Yesterday on Capital Hill, TCR’s plan was front and center at a meeting hosted by Texas Reps. Eddie Bernice Johnson and Roger Williams. Members of the Texas Congressional Delegation and the House Transportation and Infrastructure Committee heard the spiel.

In May I wrote a quick item about the proposal for print edition. All of the questions in there—cost, route, feasibility—are still on the table.

  • Tekito

    “The study’s expected to last a year.”
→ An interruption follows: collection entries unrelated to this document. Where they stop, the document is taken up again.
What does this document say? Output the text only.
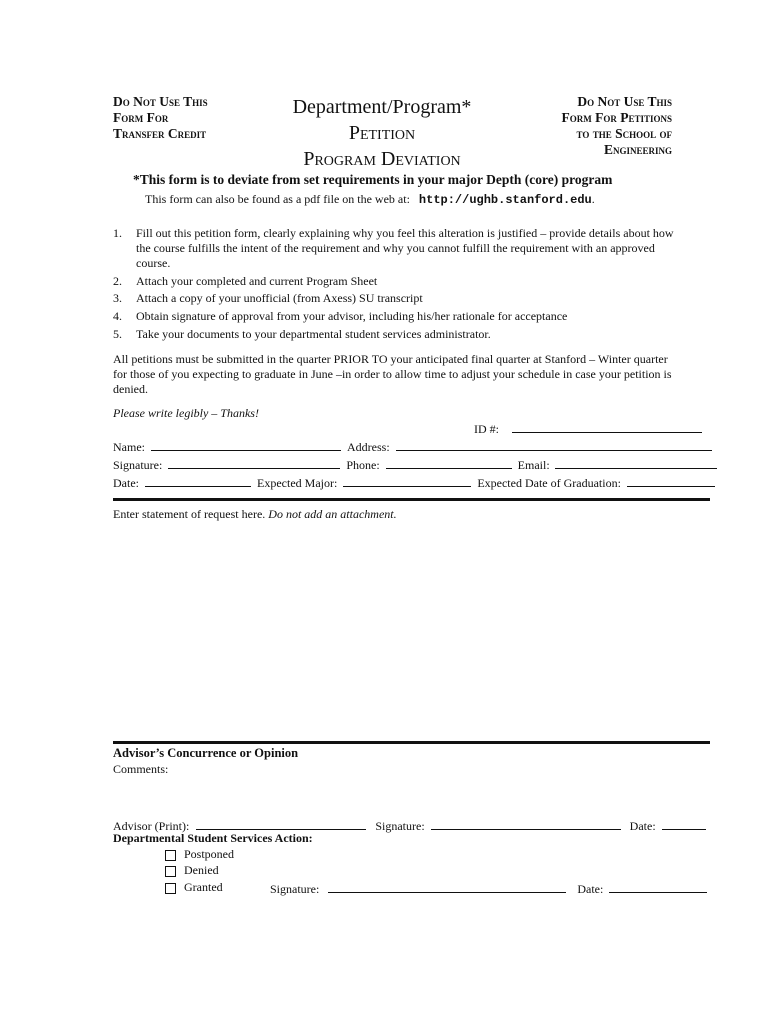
Do Not Use This
Form For
Transfer Credit
Department/Program*
Petition
Program Deviation
Do Not Use This
Form For Petitions
to the School of
Engineering
*This form is to deviate from set requirements in your major Depth (core) program
This form can also be found as a pdf file on the web at: http://ughb.stanford.edu.
1. Fill out this petition form, clearly explaining why you feel this alteration is justified – provide details about how the course fulfills the intent of the requirement and why you cannot fulfill the requirement with an approved course.
2. Attach your completed and current Program Sheet
3. Attach a copy of your unofficial (from Axess) SU transcript
4. Obtain signature of approval from your advisor, including his/her rationale for acceptance
5. Take your documents to your departmental student services administrator.
All petitions must be submitted in the quarter PRIOR TO your anticipated final quarter at Stanford – Winter quarter for those of you expecting to graduate in June –in order to allow time to adjust your schedule in case your petition is denied.
Please write legibly – Thanks!
ID #:
Name:	Address:
Signature:	Phone:	Email:
Date:	Expected Major:	Expected Date of Graduation:
Enter statement of request here. Do not add an attachment.
Advisor’s Concurrence or Opinion
Comments:
Advisor (Print):	Signature:	Date:
Departmental Student Services Action:
Postponed
Denied
Granted	Signature:	Date:
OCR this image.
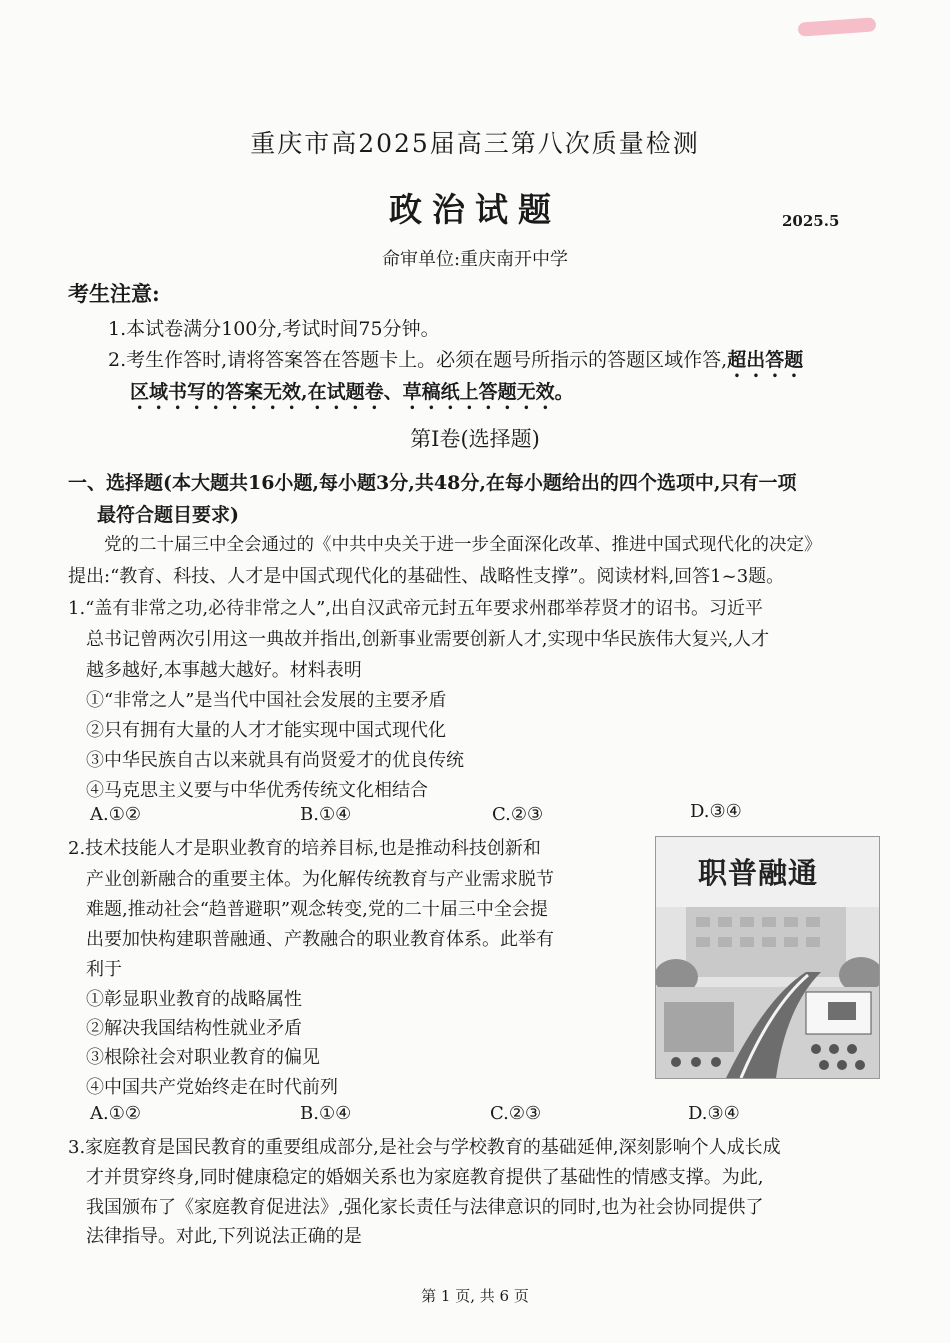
重庆市高2025届高三第八次质量检测
政治试题	2025.5
命审单位:重庆南开中学
考生注意:
1.本试卷满分100分,考试时间75分钟。
2.考生作答时,请将答案答在答题卡上。必须在题号所指示的答题区域作答,超出答题
区域书写的答案无效,在试题卷、草稿纸上答题无效。
第Ⅰ卷(选择题)
一、选择题(本大题共16小题,每小题3分,共48分,在每小题给出的四个选项中,只有一项
最符合题目要求)
党的二十届三中全会通过的《中共中央关于进一步全面深化改革、推进中国式现代化的决定》
提出:“教育、科技、人才是中国式现代化的基础性、战略性支撑”。阅读材料,回答1~3题。
1.“盖有非常之功,必待非常之人”,出自汉武帝元封五年要求州郡举荐贤才的诏书。习近平
总书记曾两次引用这一典故并指出,创新事业需要创新人才,实现中华民族伟大复兴,人才
越多越好,本事越大越好。材料表明
①“非常之人”是当代中国社会发展的主要矛盾
②只有拥有大量的人才才能实现中国式现代化
③中华民族自古以来就具有尚贤爱才的优良传统
④马克思主义要与中华优秀传统文化相结合
A.①②	B.①④	C.②③	D.③④
2.技术技能人才是职业教育的培养目标,也是推动科技创新和
产业创新融合的重要主体。为化解传统教育与产业需求脱节
难题,推动社会“趋普避职”观念转变,党的二十届三中全会提
出要加快构建职普融通、产教融合的职业教育体系。此举有
利于
①彰显职业教育的战略属性
②解决我国结构性就业矛盾
③根除社会对职业教育的偏见
④中国共产党始终走在时代前列
A.①②	B.①④	C.②③	D.③④
职普融通
3.家庭教育是国民教育的重要组成部分,是社会与学校教育的基础延伸,深刻影响个人成长成
才并贯穿终身,同时健康稳定的婚姻关系也为家庭教育提供了基础性的情感支撑。为此,
我国颁布了《家庭教育促进法》,强化家长责任与法律意识的同时,也为社会协同提供了
法律指导。对此,下列说法正确的是
第 1 页, 共 6 页
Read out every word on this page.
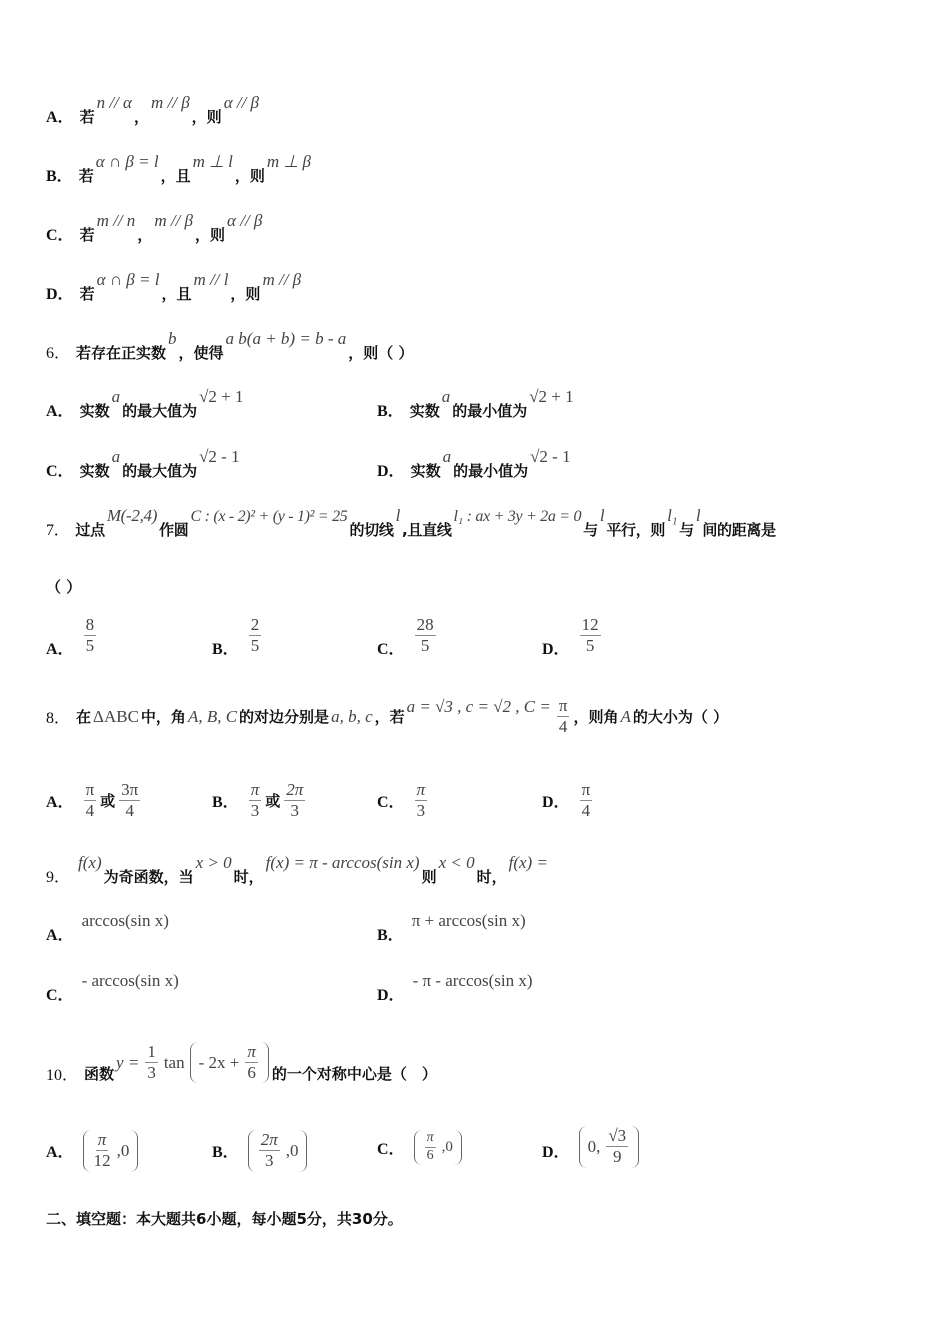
A． 若
n // α
，
m // β
，则
α // β
B． 若
α ∩ β = l
，且
m ⊥ l
，则
m ⊥ β
C． 若
m // n
，
m // β
，则
α // β
D． 若
α ∩ β = l
，且
m // l
，则
m // β
6． 若存在正实数
b
，使得
a b(a + b) = b - a
，则（ ）
A． 实数
a
的最大值为
√2 + 1
B． 实数
a
的最小值为
√2 + 1
C． 实数
a
的最大值为
√2 - 1
D． 实数
a
的最小值为
√2 - 1
7． 过点
M(-2,4)
作圆
C : (x - 2)² + (y - 1)² = 25
的切线
l
,且直线
l₁ : ax + 3y + 2a = 0
与
l
平行，则
l₁
与
l
间的距离是
（ ）
A． $\frac{8}{5}$	B． $\frac{2}{5}$	C． $\frac{28}{5}$	D． $\frac{12}{5}$
8． 在 ΔABC 中，角 A, B, C 的对边分别是 a, b, c ，若
a = √3 , c = √2 , $C = \frac{\pi}{4}$ ，则角 A 的大小为（ ）
A． $\frac{\pi}{4}$ 或 $\frac{3\pi}{4}$	B． $\frac{\pi}{3}$ 或 $\frac{2\pi}{3}$	C． $\frac{\pi}{3}$	D． $\frac{\pi}{4}$
9．
f(x)
为奇函数，当
x > 0
时，
f(x) = π - arccos(sin x)
则
x < 0
时，
f(x) =
A．
arccos(sin x)
B．
π + arccos(sin x)
C．
- arccos(sin x)
D．
- π - arccos(sin x)
10． 函数
$y = \frac{1}{3}$ $\tan - 2x + \frac{\pi}{6}$ 的一个对称中心是（　）
A． $\frac{\pi}{12} ,0$	B． $\frac{2\pi}{3} ,0$	C． $\frac{\pi}{6} ,0$	D． 0, $\frac{√3}{9}$
二、填空题：本大题共6小题，每小题5分，共30分。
    So this is good news? This is “progressing” as slowly as possible. Personally I suspect it to be at least partially deliberate.

  • BradfordPearson

    Would you prefer your environmental impact studies to be shorter? One year—to study the environmental impact to hundreds of miles worth of farms, streams, towns, etc.—actually seems rather quick to me.

  • Paul

    Hopefully they’ll study the impact of having weird cartoon characters on the sides of the trains.

  • Tekito

    Look, I have absolutely no idea whether a year’s time to conduct such a study is fast or slow by engineering standards, but it is too much to ask for no skepticism for a project that has been talked about since…. early 90s? Or even earlier? Is there at least strong evidence suggesting that significant progress will be made at other ends, while this study is being conducted?

  • Shawn Schultz

    would be very SWET…

  • Donatella

    Google All Aboard Florida. While the folks in Dallas and Houston may be ready for high speed rail, the people in between won’t exactly be jumping at the chance to have several trains a day pass through their towns. They get all of the negatives (noise, delays, etc) with none of the positives. This has been more of an issue in Fl than environmental impact.